Frank et April Wheelers dans les premiers temps encore d'avant la standardisation de leur existence
Les Wheelers ont fait l'apprentissage de bien des couples, toutes époques confondues : ils se sont adaptés au moule que la société leur tendait comme un aboutissement de tous les rêves ; ils ont laissé de côté leurs propres rêves. Contrairement à Kathleen Turner dans Virgin suicides et à Julianne Moore dans Far from heaven, April (Kate Winslet) reste parfaitement consciente de l'impasse dans laquelle son couple s'est fourvoyé. Et lors d'une scène émouvante, elle est capable d'analyser l'origine du malaise qui s'est instauré entre elle et Frank (Leonardo DiCaprio), capable de comprendre que la seule issue possible à cette impasse est la rebellion : fuir ce cocon d'ennui (cette mort blanche pire que tous les enfers), retrouver le contact avec ses aspirations originelles, retrouver le chemin de l'authenticité, redevenir soi-même...
Je n'avais jamais non plus vu un film américain qui aborde la folie sous un tel angle, à l'exception peut-être d'Une femme sous influence de John Casavaetes.

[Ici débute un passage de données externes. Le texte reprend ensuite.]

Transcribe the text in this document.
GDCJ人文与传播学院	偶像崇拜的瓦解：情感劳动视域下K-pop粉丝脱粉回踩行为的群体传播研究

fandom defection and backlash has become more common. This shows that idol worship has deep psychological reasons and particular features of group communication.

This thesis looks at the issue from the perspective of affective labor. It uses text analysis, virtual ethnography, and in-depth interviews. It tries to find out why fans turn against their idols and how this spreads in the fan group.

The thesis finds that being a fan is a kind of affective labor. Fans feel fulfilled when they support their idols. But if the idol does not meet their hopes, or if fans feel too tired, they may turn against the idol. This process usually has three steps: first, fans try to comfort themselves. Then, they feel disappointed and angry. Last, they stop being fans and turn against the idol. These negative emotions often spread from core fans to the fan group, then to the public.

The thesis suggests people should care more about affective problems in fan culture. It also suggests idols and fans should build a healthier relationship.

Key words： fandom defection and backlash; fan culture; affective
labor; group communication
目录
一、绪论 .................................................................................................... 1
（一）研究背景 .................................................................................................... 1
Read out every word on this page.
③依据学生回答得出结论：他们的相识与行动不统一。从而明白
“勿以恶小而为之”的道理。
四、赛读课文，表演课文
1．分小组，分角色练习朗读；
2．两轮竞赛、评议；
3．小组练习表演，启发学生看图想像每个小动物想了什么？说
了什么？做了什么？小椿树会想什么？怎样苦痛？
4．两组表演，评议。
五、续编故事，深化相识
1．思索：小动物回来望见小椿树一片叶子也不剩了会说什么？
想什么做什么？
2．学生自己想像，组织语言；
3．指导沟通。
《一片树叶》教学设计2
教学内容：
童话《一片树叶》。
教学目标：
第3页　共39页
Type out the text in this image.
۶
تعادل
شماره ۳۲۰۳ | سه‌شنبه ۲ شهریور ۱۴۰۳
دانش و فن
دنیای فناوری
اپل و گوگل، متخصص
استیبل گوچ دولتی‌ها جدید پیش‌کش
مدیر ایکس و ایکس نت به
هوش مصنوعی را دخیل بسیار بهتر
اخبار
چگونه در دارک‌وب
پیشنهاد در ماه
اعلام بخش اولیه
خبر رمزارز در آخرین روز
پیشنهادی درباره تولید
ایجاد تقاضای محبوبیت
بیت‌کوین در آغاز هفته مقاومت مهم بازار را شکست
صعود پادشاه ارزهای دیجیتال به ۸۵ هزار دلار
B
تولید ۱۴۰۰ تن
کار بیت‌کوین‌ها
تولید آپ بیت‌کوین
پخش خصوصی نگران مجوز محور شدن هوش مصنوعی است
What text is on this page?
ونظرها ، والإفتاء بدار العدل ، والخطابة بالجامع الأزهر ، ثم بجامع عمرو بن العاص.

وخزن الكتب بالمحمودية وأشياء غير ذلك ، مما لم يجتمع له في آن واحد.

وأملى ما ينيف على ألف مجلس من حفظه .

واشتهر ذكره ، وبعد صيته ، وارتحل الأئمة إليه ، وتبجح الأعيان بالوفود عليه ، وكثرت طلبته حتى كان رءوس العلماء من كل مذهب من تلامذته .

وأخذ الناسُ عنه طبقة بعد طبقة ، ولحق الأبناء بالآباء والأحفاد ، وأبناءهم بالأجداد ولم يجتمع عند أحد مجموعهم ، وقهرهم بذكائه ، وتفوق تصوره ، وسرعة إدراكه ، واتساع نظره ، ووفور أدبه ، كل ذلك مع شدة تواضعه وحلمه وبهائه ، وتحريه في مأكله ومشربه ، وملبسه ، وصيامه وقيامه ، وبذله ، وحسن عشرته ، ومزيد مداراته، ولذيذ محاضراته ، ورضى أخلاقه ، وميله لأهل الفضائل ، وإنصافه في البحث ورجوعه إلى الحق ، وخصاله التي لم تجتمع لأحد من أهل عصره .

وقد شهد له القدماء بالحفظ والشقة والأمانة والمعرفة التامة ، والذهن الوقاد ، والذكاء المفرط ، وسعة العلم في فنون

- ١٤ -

Il est un personnage du film qui révèle ce qui guette les rebelles, les réfractaires à cet american way of life : John Givings (Michael Shannon). D'emblée, John est présenté comme le malade de l'histoire, qu'un traitement médical espère faire rentrer dans les pénates du conformisme. Il est celui qui ne sait pas aborder les êtres sans enfreindre les codes de la bienséance. Quand il fait la connaissance des Wheelers, il débusque en eux les pièges que jalonne leur emménagement dans le quartier. Il pose des questions indélicates qui ignorent le respect de la vie privée; il exprime des jugements sans appel qui ne laissent place à aucune répartie. Pourquoi s'abaisserait-on à accorder le moindre intérêt à ce que dit un malade mental ? C'est ce que montre sa mère (admirable Cathy Bates) qui détourne maladroitement la conversation quand celle-ci, à cause de son fils, prend une tournure indécente. Il se dégage une violence inouïe dans le fait qu'Helen Givings se tourne vers la fenêtre, donc tourne le dos à son fils, pour fuir les vérités insoutenables qu'il assène au jeune couple. Quand celui-ci raille le mode de vie des Wheelers et la standardisation du métier de Frank, Helen préfère, en guise d'échappatoire, attirer son attention vers le beau soleil qui baigne le jardin dehors. Tout est dit du malaise de cette société qui a élevé l'hypocrisie au rang du conformisme le plus minable, stigmatisant les tabous, les peurs, les lâchetés. Dans le rôle de John Givings, Michael Shannon trouve la juste distance entre l'agressivité et la fragilité, la naîveté et la clairvoyance. John est celui qui sait parce qu'il a traversé l'enfer de tout un chacun et a eu le courage de dire non à ce mode de vie qu'on lui impose ; c'est donc le malade mental dont les propos ne méritent pas qu'on s'y attarde. En connaissez-vous beaucoup, des films américains, qui traitent avec une telle maturité et une telle honnêteté le rapport entre la folie et la normalité, le rêve et le renoncement ? Pour ces raisons, Les noces rebelles est une oeuvre importante de salubrité publique. Souhaitons-lui de trouver échos en chaque spectateur dans l'espoir que ce dernier y puise l'élan d'une réflexion sur soi et sur le sens qu'il est prêt à donner à son existence.